What goes around comes around. From a district-run school-based model of professional development to three years of administering mentoring programs run by full-time staff out of the ill-fated regions, the Department of Education is returning to the school-based, peer-to-peer system of training and acclimating first-year teachers and other staff whom the UFT has long sought to support.

“We now have a program in place systemwide where mentoring of new staff is done colleague-to-colleague, by members of a teacher’s own school community,” said Aminda Gentile, UFT vice president for education issues.

The union has always advocated for school-based mentoring.

“Now we have to ensure the DOE makes it work right,” Gentile said.

Where possible, teachers are mentored by colleagues with the same certification or license.

“The UFT always insisted that real mentoring was done collaboratively and that it had to be non-evaluative and nonjudgmental,” said Gentile, director of the UFT Teacher Center. “Mentors cannot be supervisors. They’re not there to take names or keep scores.”

It’s not just their work in the classroom for which new pedagogues are being assisted.

“New teacher induction is key. The DOE finally gets that if they want students to achieve and the best teachers to stay, new staff have to have practiced hands helping move their instructional work forward while they are made to feel connected to the school learning community,” Gentile said.

It’s also not supposed to be done haphazardly. Every principal is accountable, and every school is required to have a New Teacher Induction Committee, composed of the principal (or the principal’s designee), the UFT chapter leader (or designee) and a majority of teachers. Schools are also required to submit a School-Based Mentoring Plan to the DOE.

UFT Teacher Center staff member Carol Haupt, who serves as UFT liaison for mentoring to the DOE, noted that the school-based mentors get “mentoring,” too.

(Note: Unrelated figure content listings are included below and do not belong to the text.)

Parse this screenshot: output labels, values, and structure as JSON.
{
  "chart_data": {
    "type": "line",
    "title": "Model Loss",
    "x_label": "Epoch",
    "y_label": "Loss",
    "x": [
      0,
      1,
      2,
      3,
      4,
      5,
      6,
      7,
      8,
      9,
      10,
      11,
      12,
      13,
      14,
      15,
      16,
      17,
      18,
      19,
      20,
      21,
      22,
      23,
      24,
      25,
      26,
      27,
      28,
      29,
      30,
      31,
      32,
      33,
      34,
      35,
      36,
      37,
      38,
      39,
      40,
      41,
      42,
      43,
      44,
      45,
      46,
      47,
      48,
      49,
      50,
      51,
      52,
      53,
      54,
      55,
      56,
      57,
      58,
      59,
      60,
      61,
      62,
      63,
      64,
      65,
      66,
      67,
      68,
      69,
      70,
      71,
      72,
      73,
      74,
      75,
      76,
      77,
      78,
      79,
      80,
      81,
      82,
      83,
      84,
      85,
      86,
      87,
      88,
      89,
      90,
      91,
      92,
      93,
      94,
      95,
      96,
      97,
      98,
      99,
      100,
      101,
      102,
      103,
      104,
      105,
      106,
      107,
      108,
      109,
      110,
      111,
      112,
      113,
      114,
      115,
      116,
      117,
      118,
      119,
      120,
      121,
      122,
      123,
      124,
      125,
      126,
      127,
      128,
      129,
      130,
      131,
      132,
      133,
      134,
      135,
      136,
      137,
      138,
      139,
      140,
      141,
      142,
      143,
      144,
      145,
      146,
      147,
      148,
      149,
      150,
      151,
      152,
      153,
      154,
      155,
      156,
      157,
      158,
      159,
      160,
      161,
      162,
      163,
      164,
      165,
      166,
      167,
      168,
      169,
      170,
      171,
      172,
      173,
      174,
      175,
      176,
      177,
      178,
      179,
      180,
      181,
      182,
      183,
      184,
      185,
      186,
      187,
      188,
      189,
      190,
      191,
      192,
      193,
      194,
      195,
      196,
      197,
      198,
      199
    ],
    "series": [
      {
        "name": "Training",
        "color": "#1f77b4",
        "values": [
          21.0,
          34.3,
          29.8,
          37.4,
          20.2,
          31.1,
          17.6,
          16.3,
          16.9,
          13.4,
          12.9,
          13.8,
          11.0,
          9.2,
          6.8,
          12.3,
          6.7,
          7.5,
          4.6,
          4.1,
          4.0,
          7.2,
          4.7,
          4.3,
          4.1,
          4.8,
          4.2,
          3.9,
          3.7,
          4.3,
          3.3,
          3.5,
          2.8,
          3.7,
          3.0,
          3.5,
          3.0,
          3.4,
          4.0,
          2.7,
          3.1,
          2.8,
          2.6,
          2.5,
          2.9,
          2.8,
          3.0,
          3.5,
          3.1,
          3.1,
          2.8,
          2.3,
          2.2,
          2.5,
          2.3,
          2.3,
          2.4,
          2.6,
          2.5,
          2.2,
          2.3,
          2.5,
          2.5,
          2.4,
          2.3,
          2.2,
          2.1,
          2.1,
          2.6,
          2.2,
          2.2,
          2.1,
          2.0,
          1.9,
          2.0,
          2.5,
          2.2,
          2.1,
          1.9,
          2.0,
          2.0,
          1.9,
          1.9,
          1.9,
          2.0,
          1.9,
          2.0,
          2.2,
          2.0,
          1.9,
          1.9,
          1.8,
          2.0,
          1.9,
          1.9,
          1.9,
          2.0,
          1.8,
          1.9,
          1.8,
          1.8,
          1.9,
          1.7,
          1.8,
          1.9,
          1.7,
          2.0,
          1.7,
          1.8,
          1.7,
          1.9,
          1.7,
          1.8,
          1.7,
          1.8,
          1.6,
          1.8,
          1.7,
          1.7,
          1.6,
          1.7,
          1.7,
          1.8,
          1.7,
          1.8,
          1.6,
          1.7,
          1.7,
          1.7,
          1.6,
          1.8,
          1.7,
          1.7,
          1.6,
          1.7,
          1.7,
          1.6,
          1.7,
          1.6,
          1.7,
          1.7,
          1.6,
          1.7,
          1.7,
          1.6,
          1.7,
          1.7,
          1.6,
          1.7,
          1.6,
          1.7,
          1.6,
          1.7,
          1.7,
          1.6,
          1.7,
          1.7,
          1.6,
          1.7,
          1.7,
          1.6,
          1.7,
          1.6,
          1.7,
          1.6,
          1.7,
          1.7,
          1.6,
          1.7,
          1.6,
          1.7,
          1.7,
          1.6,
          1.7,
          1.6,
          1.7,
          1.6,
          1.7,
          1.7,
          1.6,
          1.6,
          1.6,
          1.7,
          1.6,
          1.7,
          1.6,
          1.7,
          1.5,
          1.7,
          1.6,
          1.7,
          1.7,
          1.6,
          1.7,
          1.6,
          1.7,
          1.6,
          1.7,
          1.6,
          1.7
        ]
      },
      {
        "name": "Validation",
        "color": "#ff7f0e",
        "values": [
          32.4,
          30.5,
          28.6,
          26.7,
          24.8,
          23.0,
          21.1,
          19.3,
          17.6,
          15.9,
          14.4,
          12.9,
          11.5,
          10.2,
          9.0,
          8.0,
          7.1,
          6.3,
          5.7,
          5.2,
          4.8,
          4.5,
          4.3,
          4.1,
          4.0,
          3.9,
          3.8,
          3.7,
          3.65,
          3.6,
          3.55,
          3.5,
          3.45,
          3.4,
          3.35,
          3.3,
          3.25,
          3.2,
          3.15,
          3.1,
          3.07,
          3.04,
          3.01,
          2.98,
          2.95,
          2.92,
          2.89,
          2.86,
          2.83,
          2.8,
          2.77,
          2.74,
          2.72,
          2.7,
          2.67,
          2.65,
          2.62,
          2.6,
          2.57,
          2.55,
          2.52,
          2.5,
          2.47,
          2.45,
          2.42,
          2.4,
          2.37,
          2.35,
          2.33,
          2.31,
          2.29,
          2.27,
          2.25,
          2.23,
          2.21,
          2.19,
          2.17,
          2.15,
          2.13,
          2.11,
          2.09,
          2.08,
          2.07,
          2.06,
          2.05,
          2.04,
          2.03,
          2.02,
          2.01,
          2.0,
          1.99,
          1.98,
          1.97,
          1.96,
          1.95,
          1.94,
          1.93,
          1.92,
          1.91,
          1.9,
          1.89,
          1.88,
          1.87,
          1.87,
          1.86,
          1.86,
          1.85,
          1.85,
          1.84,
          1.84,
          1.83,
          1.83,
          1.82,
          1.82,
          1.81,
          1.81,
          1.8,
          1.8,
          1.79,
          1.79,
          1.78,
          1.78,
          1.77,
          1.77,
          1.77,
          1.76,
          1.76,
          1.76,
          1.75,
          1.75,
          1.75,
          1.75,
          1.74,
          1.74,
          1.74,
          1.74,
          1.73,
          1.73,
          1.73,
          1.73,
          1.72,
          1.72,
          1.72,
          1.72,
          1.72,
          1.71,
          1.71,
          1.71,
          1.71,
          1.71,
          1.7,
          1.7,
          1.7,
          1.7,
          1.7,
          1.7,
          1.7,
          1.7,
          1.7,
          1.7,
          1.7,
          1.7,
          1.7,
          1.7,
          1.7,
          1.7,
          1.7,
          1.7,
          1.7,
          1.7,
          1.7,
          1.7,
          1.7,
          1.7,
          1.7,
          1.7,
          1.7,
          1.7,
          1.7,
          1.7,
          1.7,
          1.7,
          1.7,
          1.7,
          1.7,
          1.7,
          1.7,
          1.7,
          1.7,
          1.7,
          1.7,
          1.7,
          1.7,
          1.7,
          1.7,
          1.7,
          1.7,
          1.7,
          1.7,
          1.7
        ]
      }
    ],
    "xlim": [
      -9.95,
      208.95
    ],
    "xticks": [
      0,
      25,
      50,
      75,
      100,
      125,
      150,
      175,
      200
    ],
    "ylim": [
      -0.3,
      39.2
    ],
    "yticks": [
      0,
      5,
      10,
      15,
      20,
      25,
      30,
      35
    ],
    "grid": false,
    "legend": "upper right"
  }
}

“Every network in every school support organization has a lead instructional mentor, made up mostly of UFT members who served as full-time mentors under the previous mentoring model,” Haupt noted.

“Plus, the UFT Teacher Center is providing citywide professional development for the school-based mentors and is also collecting data from the field to see just how well the new model is being implemented and working.”

How does it look so far?

Haupt cautioned that the union won’t know for sure that new members are indeed getting quality mentoring until reports from chapter leaders are all in. A recent e-mail blast from Gentile to chapter leaders requested that information about any eligible new teachers not receiving appropriate mentoring or about schools with inadequate mentoring plans should be sent to her immediately. The union plans to use the reports to once more prod the DOE to get it right.

“Because of the changes in the model this year, we are concerned that program implementation was delayed and our newest members were not matched with mentors in a timely fashion,” Haupt said. “September and October are always the crucial months for new teachers to receive support.”